There has been some criticism of my book, Dark Emu, but when I read the book, [Farmers or Hunter-Gathers? The Dark Emu Debate by Peter Sutton and Keryn Walshe], which claims to repudiate it, I was amazed at how frequently the writers agreed with me. The big sticking point seems to be what we call the precolonial Aboriginal economy and culture. I don’t really care what it is called as long as Australians are allowed to know that Aboriginal people sometimes lived in houses and villages, often employed technology to harvest food and sometimes wore cloaks and sewn apparel.

I want all Australians to know that their country had an automatic fishing machine, that Aboriginal people often built houses that could accommodate 50 people, that miles of aqueducts and channels had been built to harvest fish. I can’t believe anyone would not want their fellow countrywomen and men to have this knowledge about their country and not to consider what this says about our history. Whether the history is 65,000 or 120,000 years or more, we know that it is the oldest human civilisation on earth.

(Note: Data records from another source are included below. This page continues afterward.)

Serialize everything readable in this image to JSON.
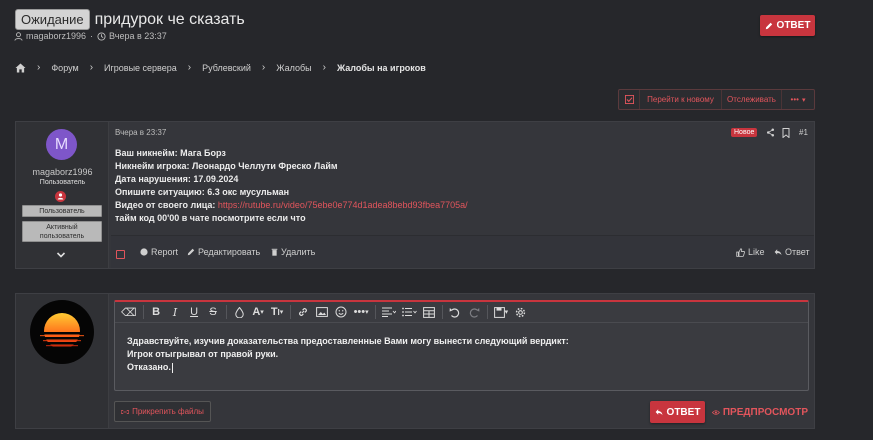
{
  "thread": {
    "prefix": "Ожидание",
    "title": "придурок че сказать",
    "author": "magaborz1996",
    "date": "Вчера в 23:37",
    "reply_label": "ОТВЕТ"
  },
  "breadcrumb": [
    "Форум",
    "Игровые сервера",
    "Рублевский",
    "Жалобы",
    "Жалобы на игроков"
  ],
  "thread_actions": {
    "jump_new": "Перейти к новому",
    "watch": "Отслеживать",
    "more": "•••"
  },
  "post": {
    "avatar_letter": "M",
    "username": "magaborz1996",
    "user_title": "Пользователь",
    "banner_1": "Пользователь",
    "banner_2_line1": "Активный",
    "banner_2_line2": "пользователь",
    "date": "Вчера в 23:37",
    "new_badge": "Новое",
    "number": "#1",
    "lines": [
      "Ваш никнейм: Мага Борз",
      "Никнейм игрока: Леонардо Челлути Фреско Лайм",
      "Дата нарушения: 17.09.2024",
      "Опишите ситуацию: 6.3 окс мусульман"
    ],
    "video_label": "Видео от своего лица: ",
    "video_link": "https://rutube.ru/video/75ebe0e774d1adea8bebd93fbea7705a/",
    "last_line": "тайм код 00'00 в чате посмотрите если что",
    "actions": {
      "report": "Report",
      "edit": "Редактировать",
      "delete": "Удалить",
      "like": "Like",
      "reply": "Ответ"
    }
  },
  "editor": {
    "lines": [
      "Здравствуйте, изучив доказательства предоставленные Вами могу вынести следующий вердикт:",
      "Игрок отыгрывал от правой руки.",
      "Отказано."
    ],
    "attach_label": "Прикрепить файлы",
    "submit_label": "ОТВЕТ",
    "preview_label": "ПРЕДПРОСМОТР"
  },
  "colors": {
    "accent": "#c8353e",
    "link": "#e2555c",
    "background": "#26272b",
    "panel": "#35363b"
  }
}
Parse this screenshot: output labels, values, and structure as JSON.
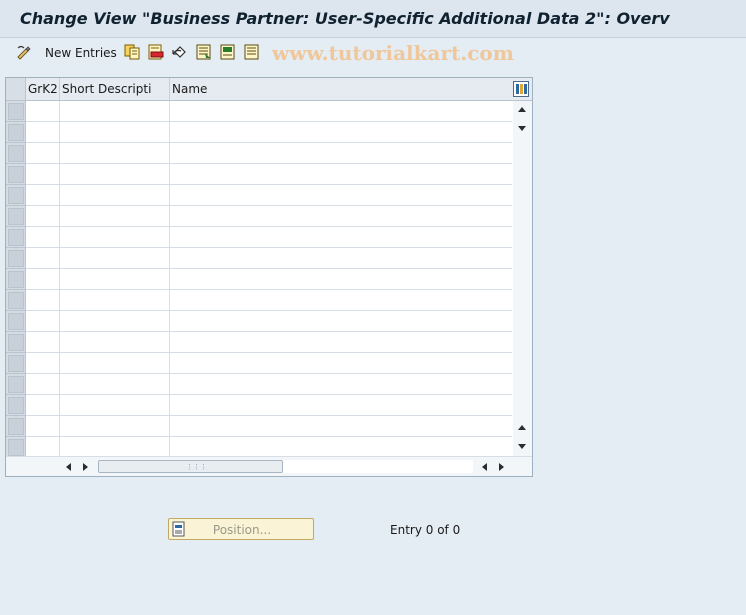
{
  "title": "Change View \"Business Partner: User-Specific Additional Data 2\": Overv",
  "toolbar": {
    "new_entries_label": "New Entries",
    "icons": [
      "glasses-pen-icon",
      "copy-icon",
      "delete-icon",
      "undo-icon",
      "select-all-icon",
      "select-block-icon",
      "deselect-all-icon"
    ]
  },
  "watermark": "www.tutorialkart.com",
  "table": {
    "columns": [
      "GrK2",
      "Short Descripti",
      "Name"
    ],
    "rows": []
  },
  "position_button": {
    "label": "Position..."
  },
  "entry_status": "Entry 0 of 0"
}
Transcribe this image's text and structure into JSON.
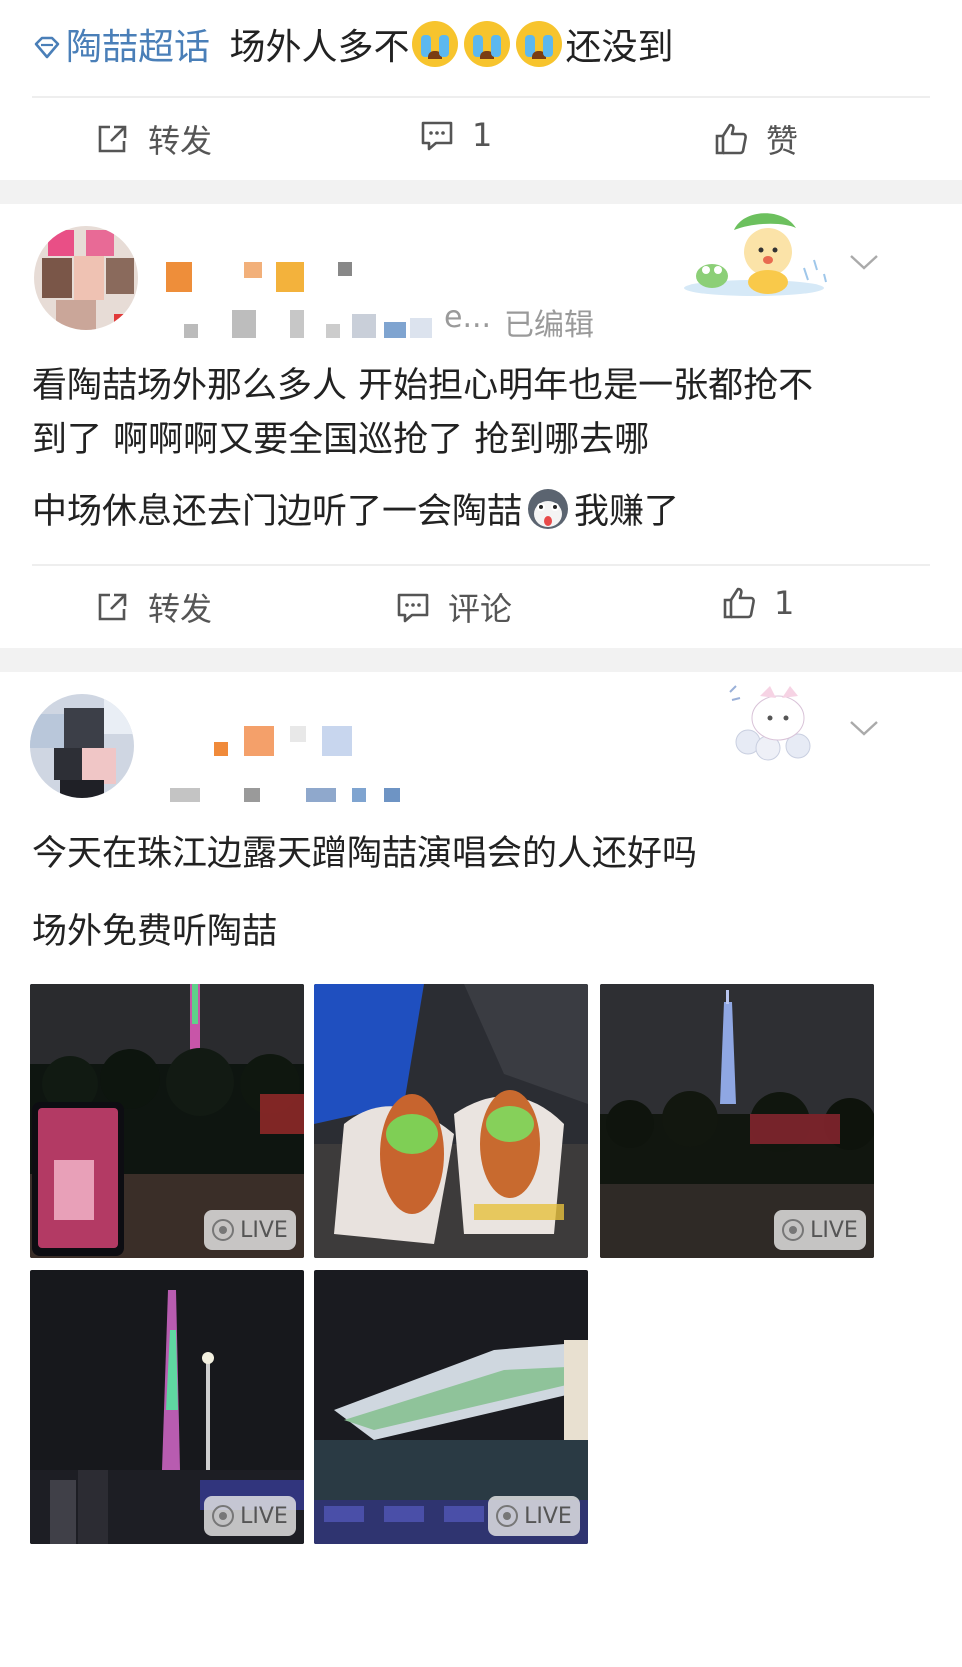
{
  "post1": {
    "topic_name": "陶喆超话",
    "text_before": "场外人多不",
    "emoji": "crying-emoji",
    "text_after": "还没到",
    "actions": {
      "repost": "转发",
      "comment_count": "1",
      "like": "赞"
    }
  },
  "post2": {
    "username_suffix": "e...",
    "edited_label": "已编辑",
    "lines": [
      "看陶喆场外那么多人 开始担心明年也是一张都抢不",
      "到了 啊啊啊又要全国巡抢了 抢到哪去哪",
      "中场休息还去门边听了一会陶喆"
    ],
    "line3_after_emoji": "我赚了",
    "emoji": "husky-emoji",
    "actions": {
      "repost": "转发",
      "comment": "评论",
      "like_count": "1"
    }
  },
  "post3": {
    "lines": [
      "今天在珠江边露天蹭陶喆演唱会的人还好吗",
      "场外免费听陶喆"
    ],
    "live_label": "LIVE"
  },
  "colors": {
    "topic_blue": "#4a7fb8",
    "separator": "#f2f2f2",
    "text": "#222222",
    "muted": "#9a9a9a"
  }
}
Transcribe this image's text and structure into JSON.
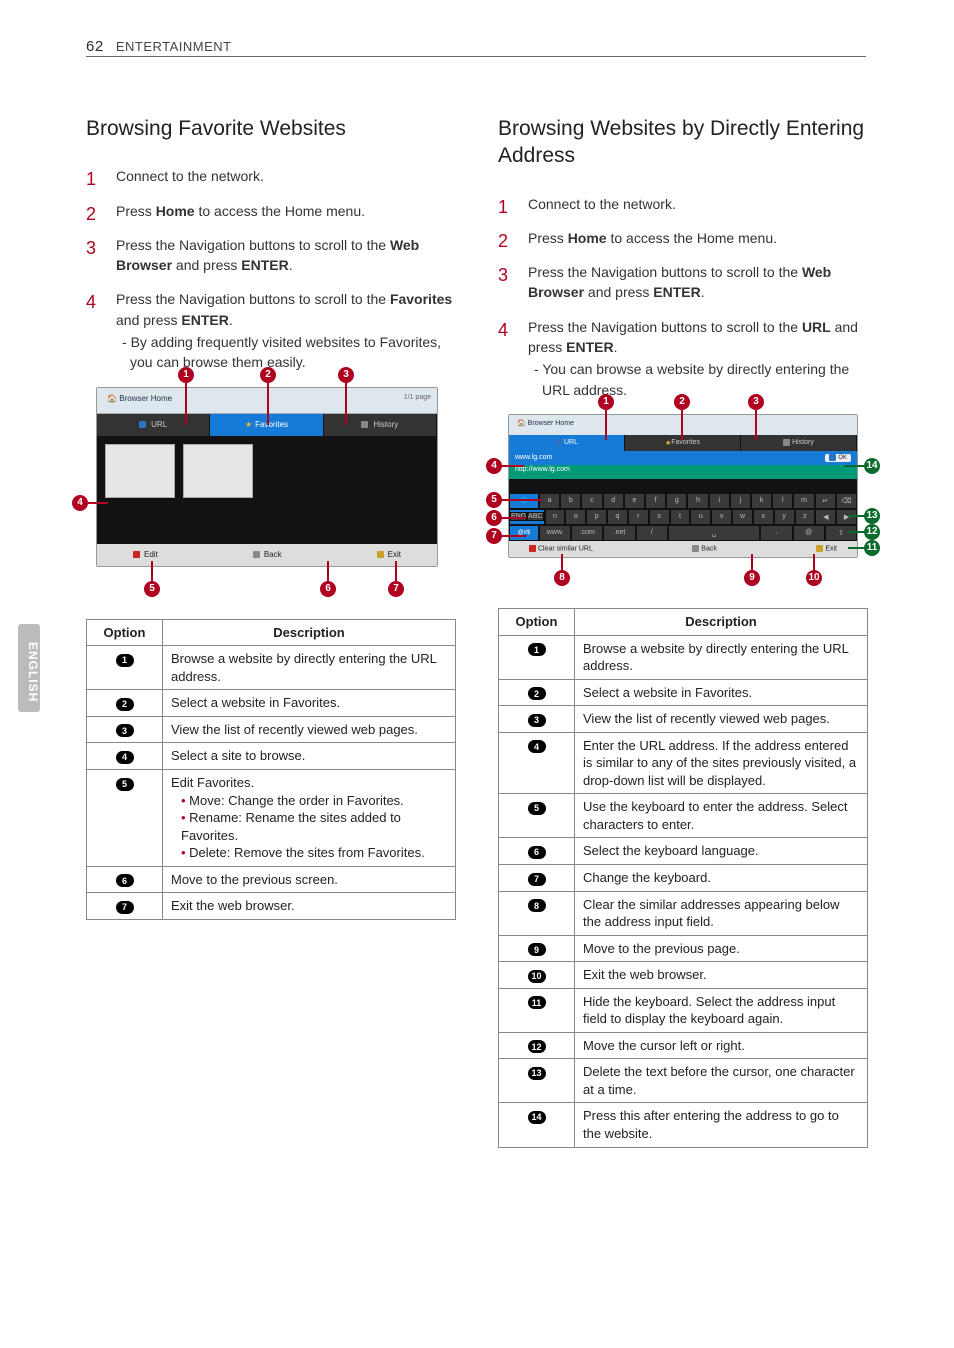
{
  "header": {
    "page_number": "62",
    "section": "ENTERTAINMENT"
  },
  "sidetab": "ENGLISH",
  "left": {
    "title": "Browsing Favorite Websites",
    "steps": {
      "s1": "Connect to the network.",
      "s2a": "Press ",
      "s2b": "Home",
      "s2c": " to access the Home menu.",
      "s3a": "Press the Navigation buttons to scroll to the ",
      "s3b": "Web Browser",
      "s3c": " and press ",
      "s3d": "ENTER",
      "s3e": ".",
      "s4a": "Press the Navigation buttons to scroll to the ",
      "s4b": "Favorites",
      "s4c": " and press ",
      "s4d": "ENTER",
      "s4e": ".",
      "s4sub": "By adding frequently visited websites to Favorites, you can browse them easily."
    },
    "fig": {
      "browser_home": "Browser Home",
      "url": "URL",
      "favorites": "Favorites",
      "history": "History",
      "page": "1/1 page",
      "edit": "Edit",
      "back": "Back",
      "exit": "Exit"
    },
    "callouts": {
      "c1": "1",
      "c2": "2",
      "c3": "3",
      "c4": "4",
      "c5": "5",
      "c6": "6",
      "c7": "7"
    },
    "table": {
      "h1": "Option",
      "h2": "Description",
      "r1": "Browse a website by directly entering the URL address.",
      "r2": "Select a website in Favorites.",
      "r3": "View the list of recently viewed web pages.",
      "r4": "Select a site to browse.",
      "r5a": "Edit Favorites.",
      "r5b": "Move: Change the order in Favorites.",
      "r5c": "Rename: Rename the sites added to Favorites.",
      "r5d": "Delete: Remove the sites from Favorites.",
      "r6": "Move to the previous screen.",
      "r7": "Exit the web browser."
    }
  },
  "right": {
    "title": "Browsing Websites by Directly Entering Address",
    "steps": {
      "s1": "Connect to the network.",
      "s2a": "Press ",
      "s2b": "Home",
      "s2c": " to access the Home menu.",
      "s3a": "Press the Navigation buttons to scroll to the ",
      "s3b": "Web Browser",
      "s3c": " and press ",
      "s3d": "ENTER",
      "s3e": ".",
      "s4a": "Press the Navigation buttons to scroll to the ",
      "s4b": "URL",
      "s4c": " and press ",
      "s4d": "ENTER",
      "s4e": ".",
      "s4sub": "You can browse a website by directly entering the URL address."
    },
    "fig": {
      "browser_home": "Browser Home",
      "url": "URL",
      "favorites": "Favorites",
      "history": "History",
      "addr1": "www.lg.com",
      "ok": "OK",
      "addr2": "http://www.lg.com",
      "keys": {
        "row1": [
          "a",
          "b",
          "c",
          "d",
          "e",
          "f",
          "g",
          "h",
          "i",
          "j",
          "k",
          "l",
          "m"
        ],
        "row2": [
          "n",
          "o",
          "p",
          "q",
          "r",
          "s",
          "t",
          "u",
          "v",
          "w",
          "x",
          "y",
          "z"
        ],
        "lab1": "ENG",
        "lab2": "ABC",
        "lab3": "@#$",
        "b_www": "www.",
        "b_com": ".com",
        "b_net": ".net",
        "b_sl": "/",
        "b_sp": "␣",
        "b_dot": ".",
        "b_at": "@",
        "b_up": "⇧"
      },
      "clear": "Clear similar URL",
      "back": "Back",
      "exit": "Exit"
    },
    "callouts": {
      "c1": "1",
      "c2": "2",
      "c3": "3",
      "c4": "4",
      "c5": "5",
      "c6": "6",
      "c7": "7",
      "c8": "8",
      "c9": "9",
      "c10": "10",
      "c11": "11",
      "c12": "12",
      "c13": "13",
      "c14": "14"
    },
    "table": {
      "h1": "Option",
      "h2": "Description",
      "r1": "Browse a website by directly entering the URL address.",
      "r2": "Select a website in Favorites.",
      "r3": "View the list of recently viewed web pages.",
      "r4": "Enter the URL address. If the address entered is similar to any of the sites previously visited, a drop-down list will be displayed.",
      "r5": "Use the keyboard to enter the address. Select characters to enter.",
      "r6": "Select the keyboard language.",
      "r7": "Change the keyboard.",
      "r8": "Clear the similar addresses appearing below the address input field.",
      "r9": "Move to the previous page.",
      "r10": "Exit the web browser.",
      "r11": "Hide the keyboard. Select the address input field to display the keyboard again.",
      "r12": "Move the cursor left or right.",
      "r13": "Delete the text before the cursor, one character at a time.",
      "r14": "Press this after entering the address to go to the website."
    }
  }
}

It’s not about a culture being better or worse than any other, it’s about the true history of the land and how the First Nations culture managed their economy and society. And how that sovereignty was taken away. It still surprises me that airwaves melt down when someone suggests that the invasion of Australia was just that, an invasion.

When I read Paul Memmott’s book on Aboriginal housing and the journals of Australian explorers and pioneers I was stunned by the frequency with which houses and organised harvests were mentioned. My education had never prepared me for that view of the Aboriginal world. I knew other Australians would be fascinated too; and they are. This is not about fabricating history but absorbing the complexity. I welcome the debate we must have about our nationhood and I know millions of Australians want to engage in that debate. A civilised discussion about civilisation.

It was the search for family that drew me inexorably to those early documents of our history and from there to the knowledge and advice of elders. I still rely on their advice and courage and I am still so proud of my family and their resilience then and now.

They inspire me to think that this country can move closer together rather than further apart and that we can have a conversation about the past as we head into the future and not a screaming match designed to have people who will never read either book baying for blood, because blood is easier than thought, and blind intransigence easier than regret.